Clearly, such restrictions are designed to compel the continuation of a supply to a customer in order to aid the rescue of the customer company where possible. It would be much more difficult to achieve the rescue of a viable business if its suppliers were able to terminate their supply the moment it sought the assistance of a formal rescue or insolvency procedure.
The reforms do not stop at restricting the supplier’s ability to terminate the supply contract. There are restrictions also on any contractual rights a supplier may have to “do any other thing” by virtue of the customer entering into a relevant insolvency procedure. This would catch, for example, amending payment terms.
There are exceptions to these restrictions, some of which are temporary (for example, small suppliers are excluded) and others are permanent exceptions such as, being able to terminate with the court’s or insolvency office-holder’s consent or if an event of default occurs within the insolvency period, such as non-payment.
It is also worth pointing out that where a company has entered an insolvency procedure such as administration or liquidation, the ongoing continuation of supply is likely to be paid as an expense of the administration or liquidation, which ranks ahead of other creditors. This does not apply to arrears which relate to the period before the insolvency procedure however.
These changes to suppliers’ rights are modelled on existing legislation which relates to the supply of what is deemed “essential” (broadly, the supply of IT, utilities and communication services). This, in effect, allows an insolvency office-holder (such as an administrator or liquidator) to compel the continuation of the supply and prevent an insolvency-related termination. Further, as with the provisions introduced for supplies generally, the continuation of supply cannot be contingent upon payment of historical arrears that have accrued pre-insolvency.
Consequences for the supply chain
The restrictions to suppliers’ rights are likely to be viewed with alarm by suppliers who are now unable to exit a situation where a customer has entered into a formal insolvency procedure. The restrictions are likely to cause many suppliers to review their standard terms and conditions and possibly attempt to renegotiate them so that they are able to foresee financial red flags quickly and prior to a formal entry into insolvency. That way, they will still be able to utilise any termination rights at their disposal.
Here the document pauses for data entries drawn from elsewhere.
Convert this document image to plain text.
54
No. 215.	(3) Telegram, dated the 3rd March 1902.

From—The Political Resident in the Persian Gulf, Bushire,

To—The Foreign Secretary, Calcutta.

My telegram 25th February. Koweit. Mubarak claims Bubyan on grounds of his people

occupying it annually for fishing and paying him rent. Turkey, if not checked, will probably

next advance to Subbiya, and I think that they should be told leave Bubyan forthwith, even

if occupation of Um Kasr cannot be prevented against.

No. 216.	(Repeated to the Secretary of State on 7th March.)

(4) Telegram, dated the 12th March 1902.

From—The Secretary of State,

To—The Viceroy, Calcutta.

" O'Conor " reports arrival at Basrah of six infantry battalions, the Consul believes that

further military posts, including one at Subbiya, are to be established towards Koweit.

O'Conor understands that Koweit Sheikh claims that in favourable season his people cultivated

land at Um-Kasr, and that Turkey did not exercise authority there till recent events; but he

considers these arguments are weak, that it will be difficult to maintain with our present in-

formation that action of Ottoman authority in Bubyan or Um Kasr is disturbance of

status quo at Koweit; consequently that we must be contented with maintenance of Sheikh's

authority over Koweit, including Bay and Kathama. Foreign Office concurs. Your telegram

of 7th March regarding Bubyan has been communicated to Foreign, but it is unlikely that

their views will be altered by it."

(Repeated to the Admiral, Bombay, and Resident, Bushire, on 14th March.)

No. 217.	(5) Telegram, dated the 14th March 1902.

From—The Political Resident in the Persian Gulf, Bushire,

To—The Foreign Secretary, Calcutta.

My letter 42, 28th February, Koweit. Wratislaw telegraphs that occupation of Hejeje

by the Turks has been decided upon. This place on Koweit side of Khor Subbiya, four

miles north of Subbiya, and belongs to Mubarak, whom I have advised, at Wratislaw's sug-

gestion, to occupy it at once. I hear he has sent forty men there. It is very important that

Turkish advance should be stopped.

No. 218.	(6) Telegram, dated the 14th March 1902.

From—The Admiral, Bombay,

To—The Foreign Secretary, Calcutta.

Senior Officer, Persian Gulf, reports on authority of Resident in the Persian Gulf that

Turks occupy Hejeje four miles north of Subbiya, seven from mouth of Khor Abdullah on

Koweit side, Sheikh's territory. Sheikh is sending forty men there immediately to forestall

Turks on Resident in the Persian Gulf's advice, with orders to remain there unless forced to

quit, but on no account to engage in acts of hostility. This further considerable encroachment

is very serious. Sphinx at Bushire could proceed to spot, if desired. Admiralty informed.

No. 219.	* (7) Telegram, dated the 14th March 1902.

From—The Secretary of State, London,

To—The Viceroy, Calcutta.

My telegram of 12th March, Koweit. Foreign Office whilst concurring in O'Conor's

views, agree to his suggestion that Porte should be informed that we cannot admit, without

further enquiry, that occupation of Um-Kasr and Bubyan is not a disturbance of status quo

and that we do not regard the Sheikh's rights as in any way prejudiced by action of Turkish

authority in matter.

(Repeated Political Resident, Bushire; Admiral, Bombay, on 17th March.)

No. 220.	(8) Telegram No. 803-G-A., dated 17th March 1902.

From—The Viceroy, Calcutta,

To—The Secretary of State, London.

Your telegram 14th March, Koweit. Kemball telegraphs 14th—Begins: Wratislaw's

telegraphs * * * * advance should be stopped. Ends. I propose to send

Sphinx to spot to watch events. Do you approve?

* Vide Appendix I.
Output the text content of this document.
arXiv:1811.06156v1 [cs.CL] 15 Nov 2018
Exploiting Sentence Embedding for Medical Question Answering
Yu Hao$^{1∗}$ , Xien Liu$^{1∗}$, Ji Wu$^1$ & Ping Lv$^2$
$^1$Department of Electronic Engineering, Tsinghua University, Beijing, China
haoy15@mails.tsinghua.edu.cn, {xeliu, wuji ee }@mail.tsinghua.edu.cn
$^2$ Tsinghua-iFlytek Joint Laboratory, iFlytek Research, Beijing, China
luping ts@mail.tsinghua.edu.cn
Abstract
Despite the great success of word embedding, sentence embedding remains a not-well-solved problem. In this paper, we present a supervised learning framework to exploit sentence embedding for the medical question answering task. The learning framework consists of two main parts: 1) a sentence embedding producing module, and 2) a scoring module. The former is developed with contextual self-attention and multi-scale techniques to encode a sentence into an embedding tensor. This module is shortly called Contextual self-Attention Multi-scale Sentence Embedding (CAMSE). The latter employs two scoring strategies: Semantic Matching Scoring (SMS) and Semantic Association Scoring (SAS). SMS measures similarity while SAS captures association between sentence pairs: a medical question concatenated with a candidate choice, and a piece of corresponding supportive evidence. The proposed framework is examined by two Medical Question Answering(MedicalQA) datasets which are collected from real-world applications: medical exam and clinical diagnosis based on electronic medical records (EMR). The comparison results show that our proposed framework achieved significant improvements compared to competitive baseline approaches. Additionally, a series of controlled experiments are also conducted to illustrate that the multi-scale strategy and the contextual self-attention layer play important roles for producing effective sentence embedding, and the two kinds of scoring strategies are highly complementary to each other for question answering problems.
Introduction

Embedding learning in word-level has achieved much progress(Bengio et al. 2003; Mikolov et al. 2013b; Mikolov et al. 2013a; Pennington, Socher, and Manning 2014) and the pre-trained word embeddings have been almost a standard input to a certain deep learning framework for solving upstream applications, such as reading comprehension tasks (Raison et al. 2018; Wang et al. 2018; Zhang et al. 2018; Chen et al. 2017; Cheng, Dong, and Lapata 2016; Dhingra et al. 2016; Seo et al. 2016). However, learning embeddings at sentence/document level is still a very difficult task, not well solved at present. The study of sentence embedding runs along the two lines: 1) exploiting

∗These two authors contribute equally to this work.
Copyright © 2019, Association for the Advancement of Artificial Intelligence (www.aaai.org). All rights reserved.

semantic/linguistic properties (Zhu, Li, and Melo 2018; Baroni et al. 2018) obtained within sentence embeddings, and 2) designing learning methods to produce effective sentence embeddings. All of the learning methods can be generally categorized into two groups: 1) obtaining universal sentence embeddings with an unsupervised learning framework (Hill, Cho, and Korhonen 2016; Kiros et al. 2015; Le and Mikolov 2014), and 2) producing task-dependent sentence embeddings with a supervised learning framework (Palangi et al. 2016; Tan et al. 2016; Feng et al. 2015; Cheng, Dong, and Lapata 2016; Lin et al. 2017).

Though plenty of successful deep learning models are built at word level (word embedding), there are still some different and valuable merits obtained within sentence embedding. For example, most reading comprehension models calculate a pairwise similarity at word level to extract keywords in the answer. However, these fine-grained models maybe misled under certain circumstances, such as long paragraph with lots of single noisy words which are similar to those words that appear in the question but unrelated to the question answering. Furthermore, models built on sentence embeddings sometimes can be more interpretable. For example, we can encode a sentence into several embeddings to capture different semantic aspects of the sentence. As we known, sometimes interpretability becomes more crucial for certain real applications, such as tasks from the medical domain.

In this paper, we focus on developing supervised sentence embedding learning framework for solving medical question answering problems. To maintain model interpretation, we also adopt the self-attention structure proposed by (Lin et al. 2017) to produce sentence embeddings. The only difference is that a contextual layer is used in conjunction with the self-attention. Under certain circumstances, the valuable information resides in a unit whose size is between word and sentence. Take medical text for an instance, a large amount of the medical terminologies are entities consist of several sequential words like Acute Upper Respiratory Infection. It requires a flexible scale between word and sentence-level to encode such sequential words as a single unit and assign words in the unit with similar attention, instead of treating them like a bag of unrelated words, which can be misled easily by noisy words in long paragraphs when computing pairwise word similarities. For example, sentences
There is also likely to be wider reviews by companies of their own supply chains, both above and below, to identify those suppliers which the chain is heavily reliant on so it can assess its vulnerability in the event of a company within the chain entering into an insolvency process, albeit these restrictions are also likely to assist the maintenance of that supply in certain circumstances.
Whilst the ongoing coronavirus pandemic has undoubtedly made trading conditions difficult, the restrictions are clearly aimed to support the concept of the rescue of a company which is facing financial difficulties. Whilst a supplier’s first instinct when it hears of an insolvent company may be to cut ties, supporting a company’s rescue by continuing the supply will possibly save the trading relationship and give more chance to the rescue being successful.